N° TA77-2407692(TA77-2407692)
Le Tribunal administratif de Melun, saisi d’un recours en excès de pouvoir par Mme B C contre une décision de retrait de son permis de visite à la maison d’arrêt de Strasbourg, se déclare incompétent territorialement. En application des articles R. 312-8 et R. 221-3 du code de justice administrative, le litige relève du tribunal du lieu de résidence de la requérante, situé dans le Val-d’Oise. Par conséquent, l’affaire est transmise au Tribunal administratif de Cergy-Pontoise.
N° TA77-2407239(TA77-2407239)
Le Tribunal administratif de Melun, saisi d’un recours en excès de pouvoir contre un arrêté du préfet de Seine-et-Marne suspendant le permis de conduire de Mme A pour neuf mois, se déclare territorialement incompétent. Constatant que la requérante résidait dans le Puy-de-Dôme à la date de la décision attaquée, il applique les articles R. 312-8 et R. 221-3 du code de justice administrative pour transmettre l’affaire au Tribunal administratif de Clermont-Ferrand. La solution retenue est donc un déclinatoire de compétence au profit de cette juridiction.

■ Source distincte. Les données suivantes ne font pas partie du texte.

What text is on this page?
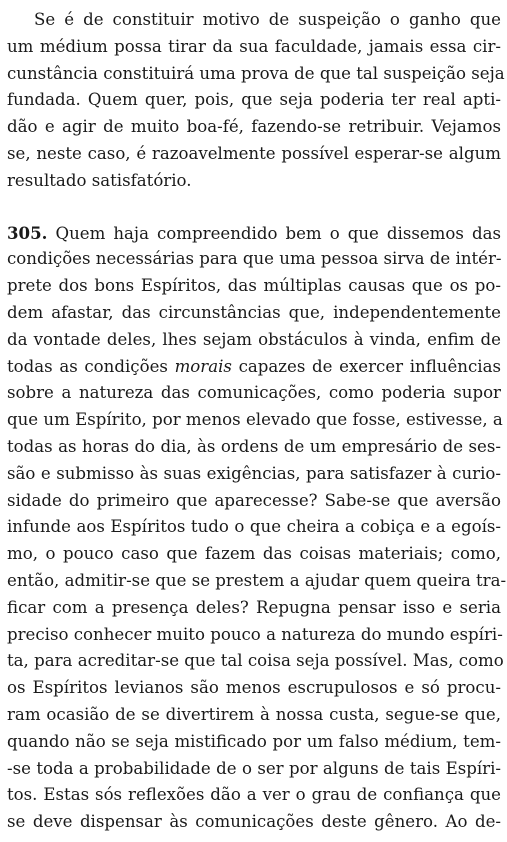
Se é de constituir motivo de suspeição o ganho que
um médium possa tirar da sua faculdade, jamais essa cir-
cunstância constituirá uma prova de que tal suspeição seja
fundada. Quem quer, pois, que seja poderia ter real apti-
dão e agir de muito boa-fé, fazendo-se retribuir. Vejamos
se, neste caso, é razoavelmente possível esperar-se algum
resultado satisfatório.
305. Quem haja compreendido bem o que dissemos das
condições necessárias para que uma pessoa sirva de intér-
prete dos bons Espíritos, das múltiplas causas que os po-
dem afastar, das circunstâncias que, independentemente
da vontade deles, lhes sejam obstáculos à vinda, enfim de
todas as condições morais capazes de exercer influências
sobre a natureza das comunicações, como poderia supor
que um Espírito, por menos elevado que fosse, estivesse, a
todas as horas do dia, às ordens de um empresário de ses-
são e submisso às suas exigências, para satisfazer à curio-
sidade do primeiro que aparecesse? Sabe-se que aversão
infunde aos Espíritos tudo o que cheira a cobiça e a egoís-
mo, o pouco caso que fazem das coisas materiais; como,
então, admitir-se que se prestem a ajudar quem queira tra-
ficar com a presença deles? Repugna pensar isso e seria
preciso conhecer muito pouco a natureza do mundo espíri-
ta, para acreditar-se que tal coisa seja possível. Mas, como
os Espíritos levianos são menos escrupulosos e só procu-
ram ocasião de se divertirem à nossa custa, segue-se que,
quando não se seja mistificado por um falso médium, tem-
-se toda a probabilidade de o ser por alguns de tais Espíri-
tos. Estas sós reflexões dão a ver o grau de confiança que
se deve dispensar às comunicações deste gênero. Ao de-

N° TA77-2302083(TA77-2302083)
Le Tribunal administratif de Melun a rejeté la requête de Mme A, ressortissante ivoirienne, qui contestait un arrêté préfectoral du 18 octobre 2022 lui refusant un titre de séjour, l'obligeant à quitter le territoire français et fixant le pays de destination. La juridiction a écarté les moyens d'incompétence et d'insuffisance de motivation, et a jugé que les éléments d'intégration et familiaux invoqués par la requérante ne constituaient ni des considérations humanitaires ni des motifs exceptionnels au sens de l'article L. 435-1 du code de l'entrée et du séjour des étrangers et du droit d'asile. La solution retenue est le rejet de l'ensemble des conclusions de Mme A, y compris sa demande de frais de justice.